The plaque says she responds to verbal questions from the microphone. I can take control of this by having a short nonsensical conversation with the predictable little AI. Fine. I step up. She asks my name. I give it, clearly, into the microphone. The screen freezes.
I can't look away. I keep expecting her to shift, or blink, or respond, or anything, and she doesn't. I say a couple more things to try to trigger a response. Nothing. Maybe the program's stuck.
Suddenly perspective shifts and she looks trapped in there, digitized and branded like the victim of a creepy SF short, and some technical malfunction isn't even allowing her this hollow fake interaction with spectators and there's nothing I can do to help her. I struggle with my terror of her staring at me and my terror of leaving her alone for the better part of a minute.
Finally, I say, "I'm sorry, Ruby. You seem to have a problem right now and I can't fix it."
She snaps to life and responds, "Hi, Youseem. I think I've met you before..."
I run for it. I'm still jumpy.
I went to the Henry Art Gallery today. It's free, on-campus, and a nice stress-burner for me once in a while. There have been a few frightening mannequin incidents, but not too often.
So I go in, and there's an entire section on an artist's work that's apparently big into video. This is pushing my dead-things comfort zone, but some art videos are scarier than others. Some very large photography and videos designed to stare right at you get to me. I'll see what's in there.
They have an AI. Her glance caught me from the hallway and now I'm in the room. I thought it was just a video and now I can't look away.
Her name is Ruby, or Agent Ruby. She has a face that never quite fits together right, blurry around the edges in that composite low-budget motion capture way. She is almost perfectly still, but occasionally shifts or blinks. She has the name Ruby on a red band around her neck, but it does not look like she's wearing a choker. It looks like it's tattooed, or like she was manufactured with it printed there.
The plaque says she responds to verbal questions from the microphone. I can take control of this by having a short nonsensical conversation with the predictable little AI. Fine. I step up. She asks my name. I give it, clearly, into the microphone. The screen freezes.

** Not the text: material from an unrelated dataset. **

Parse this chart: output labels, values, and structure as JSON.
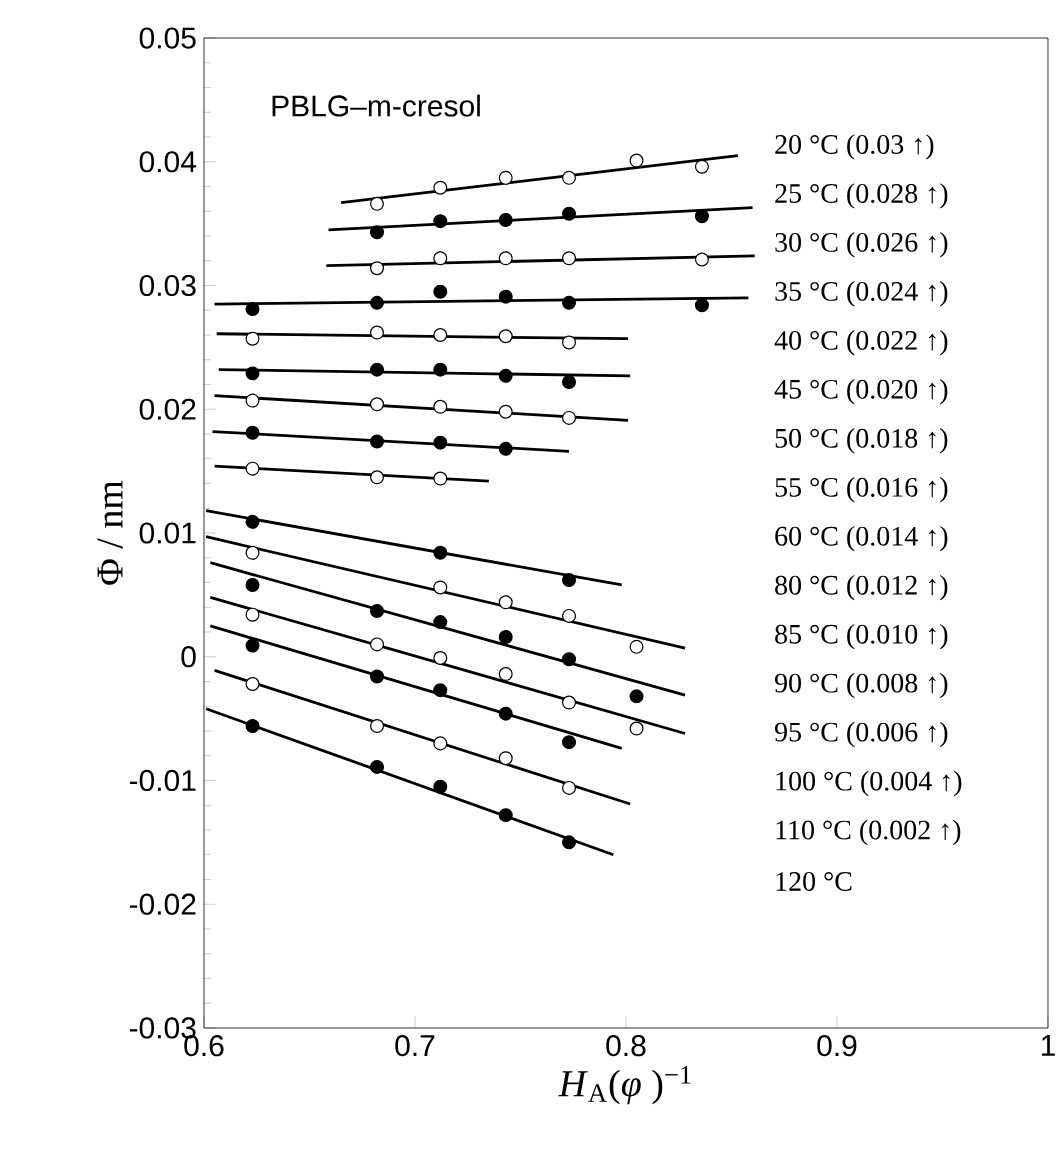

I can't look away. I keep expecting her to shift, or blink, or respond, or anything, and she doesn't. I say a couple more things to try to trigger a response. Nothing. Maybe the program's stuck.
Suddenly perspective shifts and she looks trapped in there, digitized and branded like the victim of a creepy SF short, and some technical malfunction isn't even allowing her this hollow fake interaction with spectators and there's nothing I can do to help her. I struggle with my terror of her staring at me and my terror of leaving her alone for the better part of a minute.
Finally, I say, "I'm sorry, Ruby. You seem to have a problem right now and I can't fix it."
She snaps to life and responds, "Hi, Youseem. I think I've met you before..."
I run for it. I'm still jumpy.
no subject
Date: 2005-11-17 09:50 am (UTC)And that phobia is a new one for me. Hope you won't hate me if I use it for a character in a story sometime... ^_^;
Anyway, sorry the art show freaked you out. At least it was interesting enough to be scary!
no subject
Date: 2005-11-17 04:48 pm (UTC)I'm actually more amused by the cognitive dissonance of what I find horribly frightening and what I find sexy. I thought of this when I was watching Lost Boys, which has taxidermy in the home and a mannequin in the vamp lair. I'm afraid of dead things that look alive. And the emotional resonance is almost the diametric opposite of my emotional response to vampires. So what gives?
no subject
Date: 2005-11-17 05:01 pm (UTC)um, real and pretend? just a thought . . . I don't think I'd really like some of the things I fantasize.
no subject
Date: 2005-11-17 05:49 pm (UTC)But like I said in another comment, my major phobic issue is that something not expected to move will move when I'm not looking. Vampires aren't expected to be immobile, so maybe that's the difference.